Design of the course represents a full year of effort by von Friedrichs-Fitzwater to incorporate diverse elements of nursing and medical education into a unitary curriculum that reflects the interdisciplinary nature of health-care research and treatment. She and Meyers offered the first section of their break-through course this winter.

Dual enrollment of students from the UC Davis School of Medicine and Betty Irene Moore School of Nursing provides a cooperative learning exchange, which aligns shared commitment to interdisciplinary education, von Friedrichs-Fitzwater said. Graduate students in Public Health, biomedical engineering and Health Informatics will take the course in subsequent terms.

Public and private sector partners from across the United States provide vital financial support for this new learning paradigm of interprofessional health sciences education. The National Institute of Health Sciences and the Robert Wood Johnson Foundation are committed investors who share the vision for transdisciplinary research initiatives. Betty Irene Moore School of Nursing graduates will use the experience that they gain in this and other courses to lead research programs that congregate interdisciplinary teams of health professionals together to address complex health challenges including cancer and health disparities, obesity, and substance abuse.

“The more I learned about the value of bringing widely diverse disciplines together in a more integrated way,” von Friederichs-Fitzwater said, “the more sense it made to create interprofessional classes.”

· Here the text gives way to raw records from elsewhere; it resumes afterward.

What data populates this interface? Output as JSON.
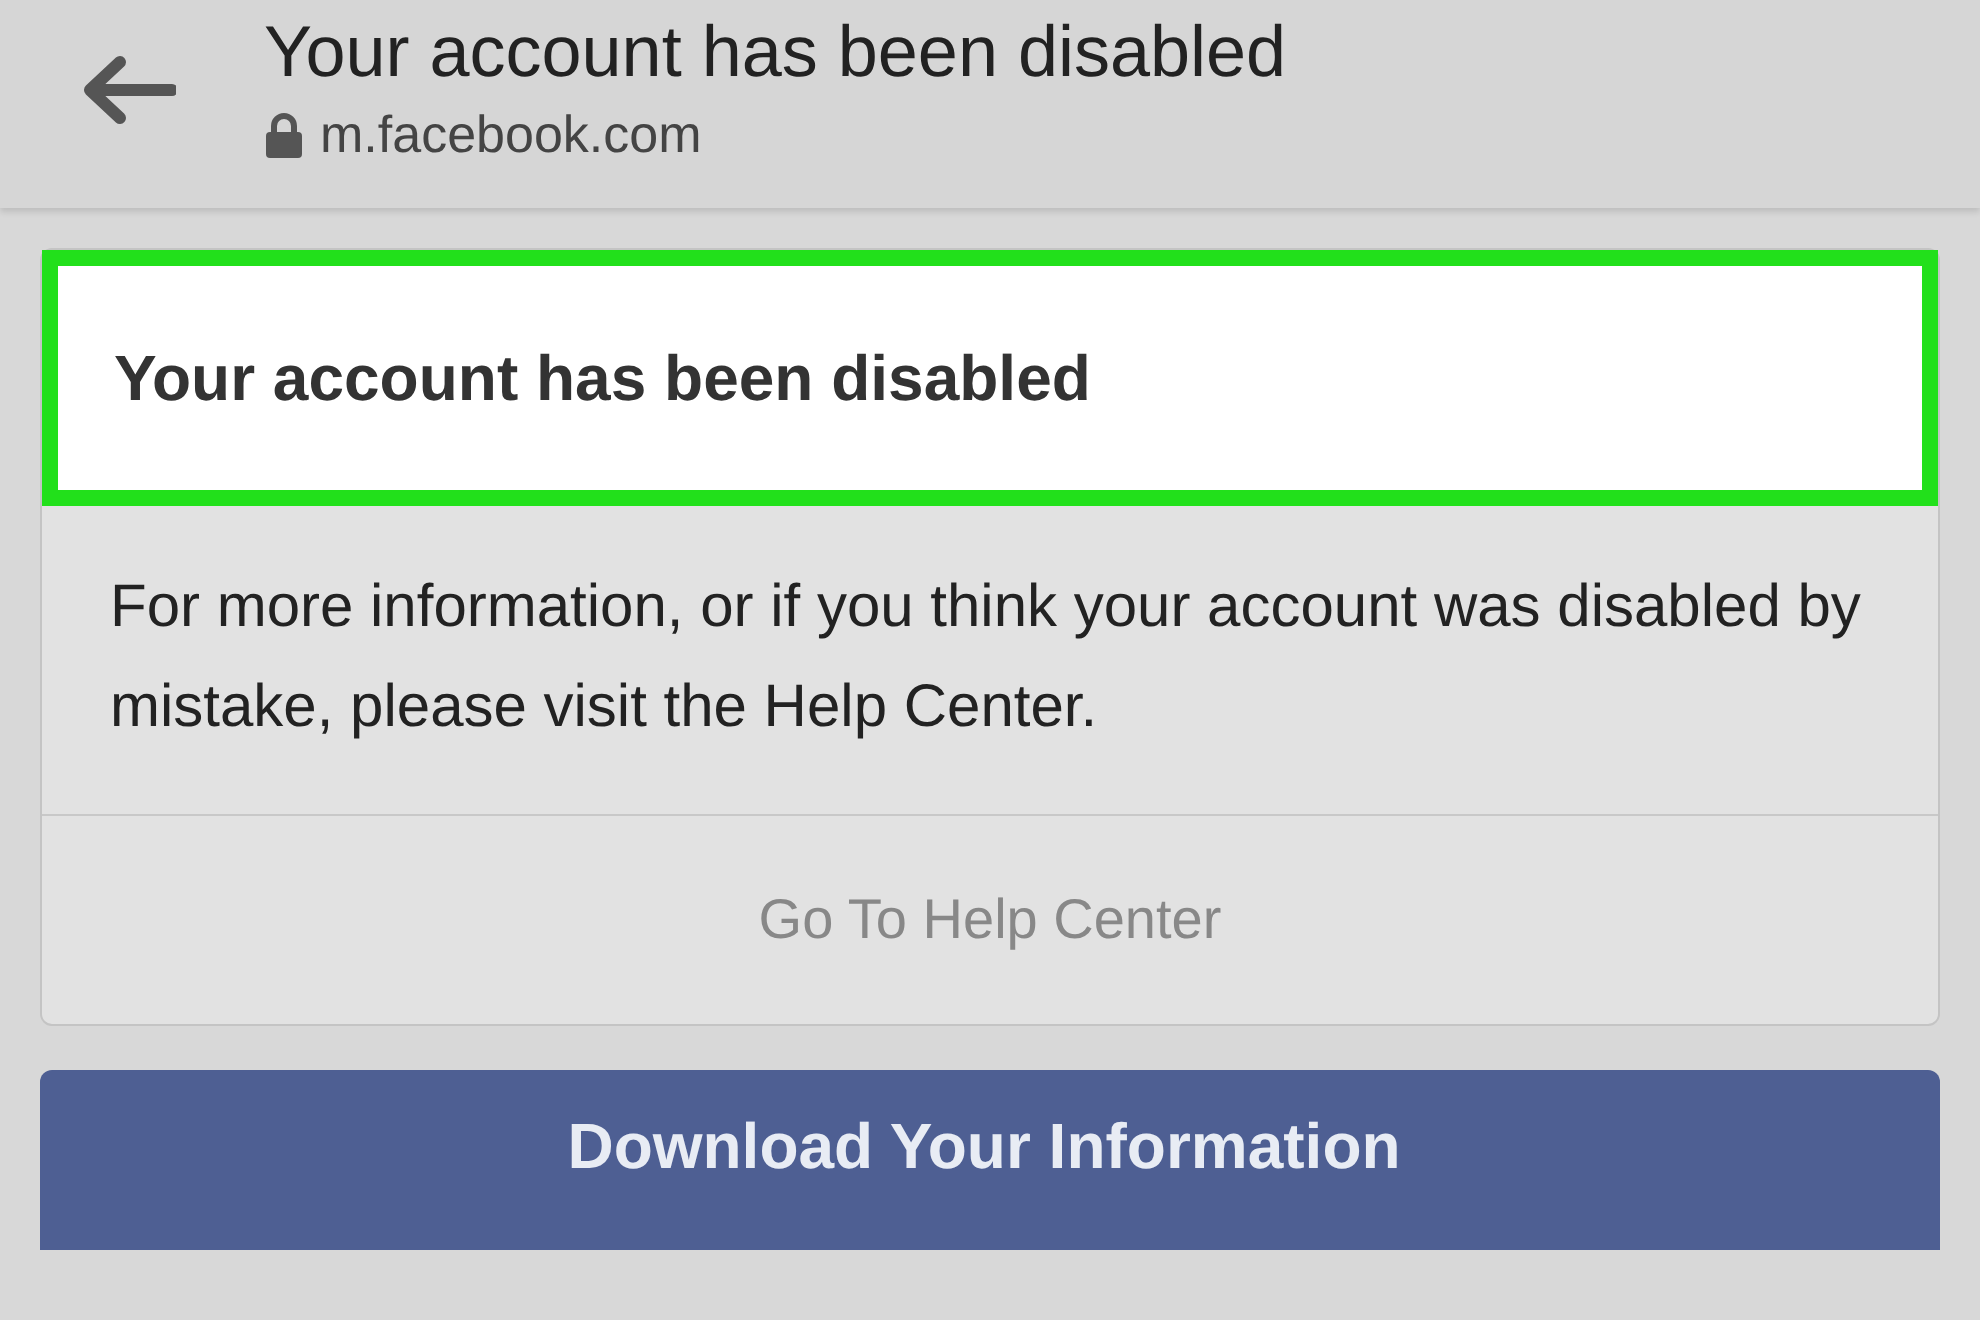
{
  "browser_bar": {
    "title": "Your account has been disabled",
    "url": "m.facebook.com"
  },
  "notice": {
    "heading": "Your account has been disabled",
    "highlighted": true,
    "message": "For more information, or if you think your account was disabled by mistake, please visit the Help Center.",
    "link": "Go To Help Center"
  },
  "primary_button": "Download Your Information"
}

UC Davis leaders expect interprofessional courses to prepare students to take a holistic approach to solving problems.

Von Friedrichs-Fitzwater taught a similar course in 2009 to help fourth-year medical students prepare for residencies. That experience, combined with her participation at numerous National Institutes of Health workshops on transdisciplinary action, helped her develop and refine the curriculum frameworks. Students say the course is a positive addition to their education.

“Everyone in the class is very receptive to each other's perspectives,” Lisa Martinez, a nursing graduate student, said. “Without this course, my student experience would be incomplete.”

As experienced health-care professionals, nursing graduate students offer the benefit of academic and practitioner perspectives to their medical school colleagues, who just began their clinical experiences.

"After working with a couple of nurses for a group project," Brian Kurose, a fourth-year medical student said, "it was refreshing to have ideas come from a perspective other than from physicians."

Nursing graduate student Eileen Andrae is happy the course offers the chance to network with individuals in the community and learn about current research topics.

“I think that fostering positive relationships among providers during our education can create sustainable changes in the way we provide care to people,” Andrae said.

These health-care students will ultimately work closely together on clinical and research teams. UC Davis leaders expect interprofessional courses to prepare students to take a holistic approach to solving problems. A primary goal of the course is to challenge students to come up with better solutions to reduce cancer health disparities, and save lives, von Friedrichs-Fitzwater said.

“As we become more familiar with each other’s theories, language, models and perspectives, exciting new paths of exploration will open,” she said.